Lusa/AO Online   Nacional   9 de Fev de 2015, 13:47

As candidaturas das entidades municipais ao Programa de Estágios Profissionais da Administração Local (PEPAL) ultrapassaram a oferta, com 2.640 pedidos para apenas 1.500 vagas destinadas a jovens licenciados, disse à Lusa o secretário de Estado da Administração Local.

As candidaturas das entidades municipais ao Programa de Estágios Profissionais da Administração Local (PEPAL) ultrapassaram a oferta, com 2.640 pedidos para apenas 1.500 vagas destinadas a jovens licenciados, disse hoje à Lusa o secretário de Estado da Administração Local.

"É um programa com dimensão adequada porque, apesar de haver mais procura das autarquias, entendemos que 1.500 é um número que permite um acompanhamento cuidado dos estagiários e permite também uma integração posterior no mercado de trabalho", afirmou António Leitão Amaro.

Esta edição do PEPAL prevê 1.500 estágios para jovens licenciados, até aos 29 anos ou aos 35 (com deficiência), sem emprego, e no período de pré-candidatura das autarquias, até final de janeiro, registaram-se 2.640 pedidos de 469 entidades autárquicas, entre câmaras municipais, juntas de freguesia, empresas municipais e comunidades intermunicipais.

Os estágios foram todos distribuídos nas áreas prioritárias do desenvolvimento económico local e no domínio social e, na distribuição pelas entidades autárquicas, "atendeu-se ainda ao número de pedidos apresentados por cada entidade e depois à dimensão populacional de cada município", esclareceu o gabinete do ministro-adjunto e do Desenvolvimento Regional.

A Câmara de Braga teve o maior número de estágios atribuídos (com 22), seguido de Barcelos, Coimbra, Mafra, Viseu, Vila Nova de Famalicão (18), Sintra (17), Porto, Felgueiras (16), Guimarães e Viana do Castelo (15).
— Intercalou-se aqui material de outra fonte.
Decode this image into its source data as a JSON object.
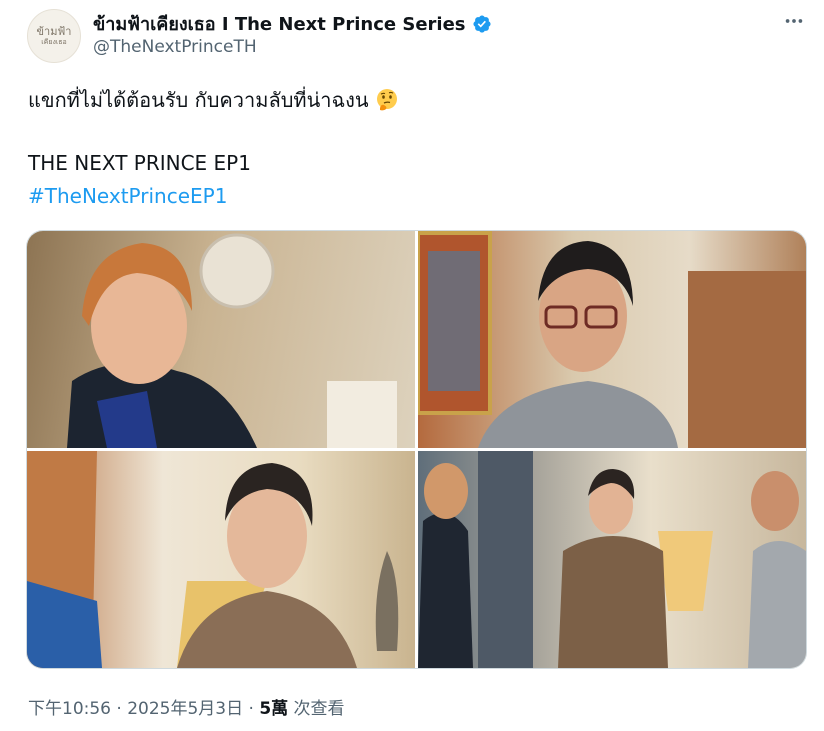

Na repartição das vagas foram atribuídos 1.386 estagiários aos municípios, 71 a freguesias, 11 a empresas municipais, 27 a comunidades intermunicipais e cinco a associações de municípios.
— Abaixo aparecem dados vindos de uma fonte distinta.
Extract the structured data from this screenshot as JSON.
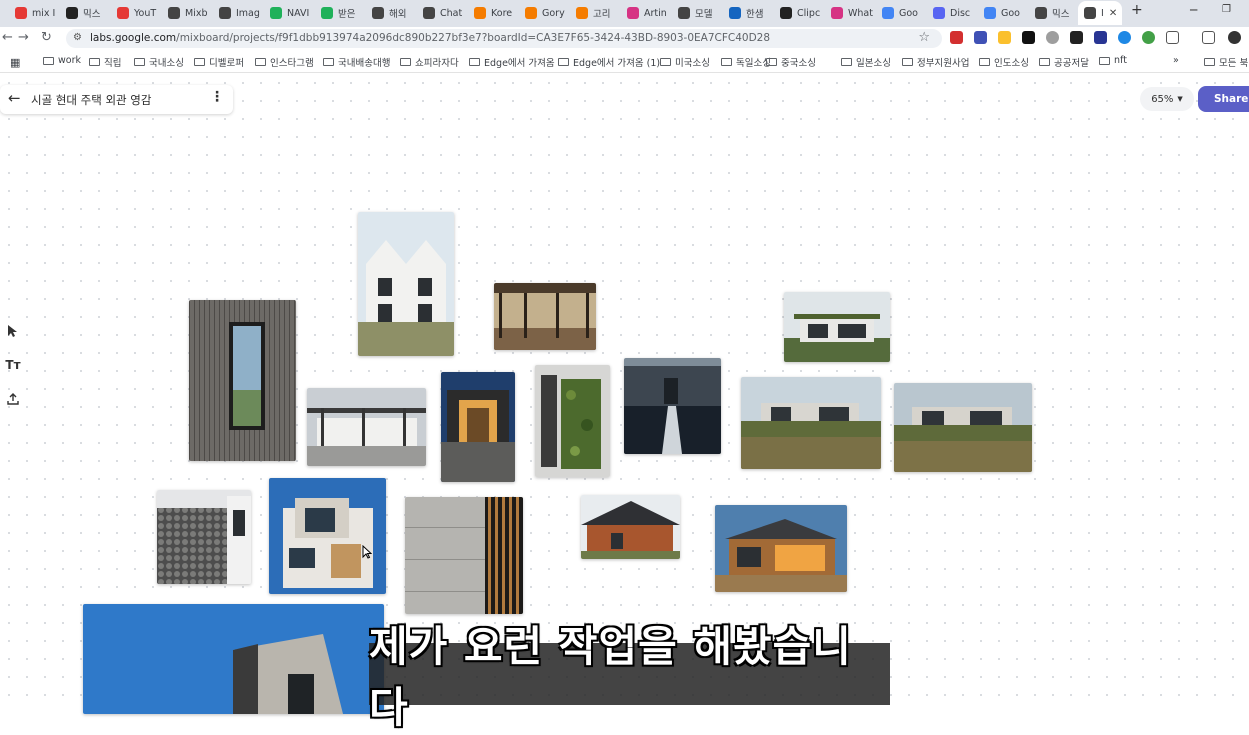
{
  "browser": {
    "tabs": [
      {
        "label": "mix I",
        "color": "#e53935"
      },
      {
        "label": "믹스",
        "color": "#222"
      },
      {
        "label": "YouT",
        "color": "#e53935"
      },
      {
        "label": "Mixb",
        "color": "#444"
      },
      {
        "label": "Imag",
        "color": "#444"
      },
      {
        "label": "NAVI",
        "color": "#1fb15a"
      },
      {
        "label": "받은",
        "color": "#1fb15a"
      },
      {
        "label": "해외",
        "color": "#444"
      },
      {
        "label": "Chat",
        "color": "#444"
      },
      {
        "label": "Kore",
        "color": "#f57c00"
      },
      {
        "label": "Gory",
        "color": "#f57c00"
      },
      {
        "label": "고리",
        "color": "#f57c00"
      },
      {
        "label": "Artin",
        "color": "#d63384"
      },
      {
        "label": "모델",
        "color": "#444"
      },
      {
        "label": "한샘",
        "color": "#1565c0"
      },
      {
        "label": "Clipc",
        "color": "#222"
      },
      {
        "label": "What",
        "color": "#d63384"
      },
      {
        "label": "Goo",
        "color": "#4285f4"
      },
      {
        "label": "Disc",
        "color": "#5865f2"
      },
      {
        "label": "Goo",
        "color": "#4285f4"
      },
      {
        "label": "믹스",
        "color": "#444"
      },
      {
        "label": "I",
        "color": "#444",
        "active": true
      }
    ],
    "address": "labs.google.com",
    "address_path": "/mixboard/projects/f9f1dbb913974a2096dc890b227bf3e7?boardId=CA3E7F65-3424-43BD-8903-0EA7CFC40D28",
    "bookmarks": [
      "work",
      "직립",
      "국내소싱",
      "디벨로퍼",
      "인스타그램",
      "국내배송대행",
      "쇼피라자다",
      "Edge에서 가져옴",
      "Edge에서 가져옴 (1)",
      "미국소싱",
      "독일소싱",
      "중국소싱",
      "일본소싱",
      "정부지원사업",
      "인도소싱",
      "공공저달",
      "nft"
    ],
    "bookmarks_more": "»",
    "all_bookmarks": "모든 북"
  },
  "board": {
    "title": "시골 현대 주택 외관 영감",
    "zoom": "65%",
    "share_label": "Share"
  },
  "subtitle": "제가 요런 작업을 해봤습니다",
  "colors": {
    "accent": "#5b5fc7",
    "tabbar": "#dfe3ea"
  }
}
O secretário de Estado da Administração Local salientou a importância do PEPAL, por ter "uma ótica de formação e também de ser um primeiro passo para a entrada de jovens licenciados na administração pública", embora nem todos o venham a conseguir.

Para António Leitão Amaro, a elevada procura pode explicar-se por as entidades pedirem acima das vagas que lhes seriam atribuídas, mas também por uma "mudança de paradigma da atividade autárquica".
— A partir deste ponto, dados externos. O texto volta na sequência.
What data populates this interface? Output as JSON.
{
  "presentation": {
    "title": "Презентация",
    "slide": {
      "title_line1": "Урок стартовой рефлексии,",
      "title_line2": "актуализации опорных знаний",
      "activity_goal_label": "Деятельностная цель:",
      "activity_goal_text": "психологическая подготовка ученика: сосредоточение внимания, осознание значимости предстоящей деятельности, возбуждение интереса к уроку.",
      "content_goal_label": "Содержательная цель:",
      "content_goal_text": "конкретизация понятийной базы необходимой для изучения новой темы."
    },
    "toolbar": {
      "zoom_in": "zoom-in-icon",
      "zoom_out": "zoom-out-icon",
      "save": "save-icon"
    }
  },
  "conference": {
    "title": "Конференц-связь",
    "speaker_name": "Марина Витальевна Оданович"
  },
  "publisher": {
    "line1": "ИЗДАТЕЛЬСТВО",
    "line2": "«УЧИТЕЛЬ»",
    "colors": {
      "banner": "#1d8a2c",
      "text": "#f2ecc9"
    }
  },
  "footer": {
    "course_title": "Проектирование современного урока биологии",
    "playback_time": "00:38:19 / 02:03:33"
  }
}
"A mudança de paradigma é que as autarquias estão menos focadas na infraestruturação, nas obras novas e equipamentos, e mais no desenvolvimento económico local e na intervenção social", considerou o governante, acrescentando que o programa "também lhes permite capacitar eventuais futuros colaboradores".

O secretário de Estado vincou que o PEPAL "não é um programa de substituição de trabalhadores", porque "não é emprego, é uma formação", mas realçou a oportunidade quer para os jovens, quer para as autarquias.

"Esta edição do programa tem estas vagas e não vamos aumentá-las porque entendemos, em discussão com a Associação Nacional de Municípios Portugueses, que este era o número adequado para um bom acompanhamento devido e cuidado dos estagiários", explicou Leitão Amaro, acrescentando que as vagas levaram também em conta "uma capacidade de inserção no mercado de trabalho, no público mas também no privado".

Após a publicação do despacho de distribuição, o que acontecerá "durante esta semana", cada autarquia lançará a seleção para os estágios através de concurso divulgado na Bolsa de Emprego Público, no Portal Autárquico e em órgãos de comunicação social regional ou local.

Os estágios destinam-se a jovens "à procura do primeiro emprego ou que sejam desempregados", com pelo menos qualificação corresponde à licenciatura, tem uma duração de um ano e os estagiários recebem uma bolsa mensal de 691 euros, acrescida de subsídio de refeição e seguro de trabalho.